在市城切格辛市城中有着研究旧人代以前文明的旧文明史学研究社,而那里也正是伊洛森所工作的地方。但基本上在以旧人代·光明时代为节点,往前延伸的文明就已经不是能够通过史书研究的了,那基本可以称为传说了。
伊洛森因为工作所以有了一份稳定的生活,他同妹妹茜诗迪生活在一起,而妹妹茜诗迪因为出色的成绩被阿比拉文学共和院收录,因此这些天他向研究社请了假为他妹妹庆祝。
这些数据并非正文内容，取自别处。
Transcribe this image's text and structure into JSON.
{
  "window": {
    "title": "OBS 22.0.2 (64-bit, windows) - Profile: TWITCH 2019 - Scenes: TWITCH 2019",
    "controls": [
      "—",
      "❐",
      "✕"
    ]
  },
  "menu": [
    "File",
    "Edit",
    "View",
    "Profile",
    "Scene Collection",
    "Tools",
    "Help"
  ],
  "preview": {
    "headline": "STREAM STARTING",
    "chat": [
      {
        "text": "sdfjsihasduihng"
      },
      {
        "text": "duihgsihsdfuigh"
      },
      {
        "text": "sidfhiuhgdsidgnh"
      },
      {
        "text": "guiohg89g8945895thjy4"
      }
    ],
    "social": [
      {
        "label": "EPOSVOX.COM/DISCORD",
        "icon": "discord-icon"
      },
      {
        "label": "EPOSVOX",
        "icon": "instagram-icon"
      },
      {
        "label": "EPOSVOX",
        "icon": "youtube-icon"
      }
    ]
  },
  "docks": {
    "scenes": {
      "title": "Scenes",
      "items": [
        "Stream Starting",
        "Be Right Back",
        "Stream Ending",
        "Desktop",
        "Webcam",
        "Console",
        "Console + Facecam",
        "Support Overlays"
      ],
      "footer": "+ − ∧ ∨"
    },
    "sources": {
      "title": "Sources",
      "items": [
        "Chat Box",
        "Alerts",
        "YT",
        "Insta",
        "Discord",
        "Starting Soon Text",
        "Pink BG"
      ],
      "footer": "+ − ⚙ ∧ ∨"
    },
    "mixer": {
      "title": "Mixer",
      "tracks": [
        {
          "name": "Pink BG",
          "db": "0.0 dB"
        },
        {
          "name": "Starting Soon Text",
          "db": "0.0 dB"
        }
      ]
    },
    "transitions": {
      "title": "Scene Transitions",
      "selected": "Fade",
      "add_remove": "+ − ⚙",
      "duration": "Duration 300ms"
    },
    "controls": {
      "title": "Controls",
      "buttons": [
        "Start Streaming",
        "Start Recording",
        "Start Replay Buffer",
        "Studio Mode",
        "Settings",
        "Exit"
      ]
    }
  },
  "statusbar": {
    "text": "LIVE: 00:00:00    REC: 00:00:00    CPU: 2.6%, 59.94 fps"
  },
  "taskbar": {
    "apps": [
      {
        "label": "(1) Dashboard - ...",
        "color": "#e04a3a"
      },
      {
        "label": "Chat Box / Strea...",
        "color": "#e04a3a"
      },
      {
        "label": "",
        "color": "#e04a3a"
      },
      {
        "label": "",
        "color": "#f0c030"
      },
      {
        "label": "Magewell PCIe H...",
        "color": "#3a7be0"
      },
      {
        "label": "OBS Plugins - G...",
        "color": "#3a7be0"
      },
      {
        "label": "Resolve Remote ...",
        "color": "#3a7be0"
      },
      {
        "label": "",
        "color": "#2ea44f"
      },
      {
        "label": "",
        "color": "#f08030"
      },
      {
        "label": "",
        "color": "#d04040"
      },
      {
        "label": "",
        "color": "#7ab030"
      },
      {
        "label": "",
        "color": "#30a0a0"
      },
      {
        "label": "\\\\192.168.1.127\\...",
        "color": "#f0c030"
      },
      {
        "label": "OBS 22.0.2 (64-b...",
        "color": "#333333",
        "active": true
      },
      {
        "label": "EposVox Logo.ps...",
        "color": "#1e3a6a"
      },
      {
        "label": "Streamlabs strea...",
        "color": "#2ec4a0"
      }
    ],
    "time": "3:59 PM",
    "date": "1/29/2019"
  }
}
“瞧瞧,这是谁可爱又年轻的妹妹,真希望那连眼睛都睁不开的老糊涂社长可以看看你,这样他才能把眼睛睁得比那一枚100金伦柏的币钱还要大。”伊洛森开玩笑道,他的心情显然很不错,毕竟自己的妹妹可是以最优异的成绩被阿比拉王国最为优异的学院收录的学生。
“好啦,伊洛森,我知道你是在开玩笑,但你知道的我一向不喜欢斯蒂诺·斯拉齐尼那老家伙的。”而妹妹茜诗迪半睁着眼,显然没有睡醒,伊洛森捏了捏茜诗迪的脸颊,心疼地说道:“看,茜诗迪,不要因为学习就可以在你这可爱的小脸蛋里留下这该死的黑眼圈,你应该有一份充足的睡眠。”
“我知道你很努力,但不需要如此努力,即使平庸,你亲爱的哥哥也能养你一辈子,知道了吗茜诗迪,我亲爱的妹妹。”伊洛森揉了揉茜诗迪略显杂乱的头发,轻声说道。
看着茜诗迪还没睡醒的样子,伊洛森故作搞怪道:“还有我是不会把我可爱的妹妹让给那些又矮又丑的老男人们,至少你未来的对象不能比我差,当然比我好的也不可能。”
被这样一说的茜诗迪微红着脸庞,把头瞥向一边,伊洛森看着妹妹这副表情心情愉快,随后拿起挂在墙边的帽子穿好贴身的西装对茜诗迪说好道别后,便准备前往研究社。
在街道上,米达曼斯殿堂的骑士们不断徘徊着,伊洛森知道这些骑士是在应对今晚的腥月之夜。而此时天色虽然明亮,但天际的两端便早已泛起红晕。
等到黄昏的时刻,被血红染尽的满月将会映入眼帘,而诡兽则会因此变得狂躁,米达曼斯殿堂的使徒也因此被赋予守卫民众的责任。
关于诡兽,这是一种极度危险的生物,诡兽的来路并不清楚,流传下来的说法是关于世界最初纪元有一种名为诡物的神秘事物,诡物并不名为生命,更像是一种意识的形态,而诡兽也被认为来源于此。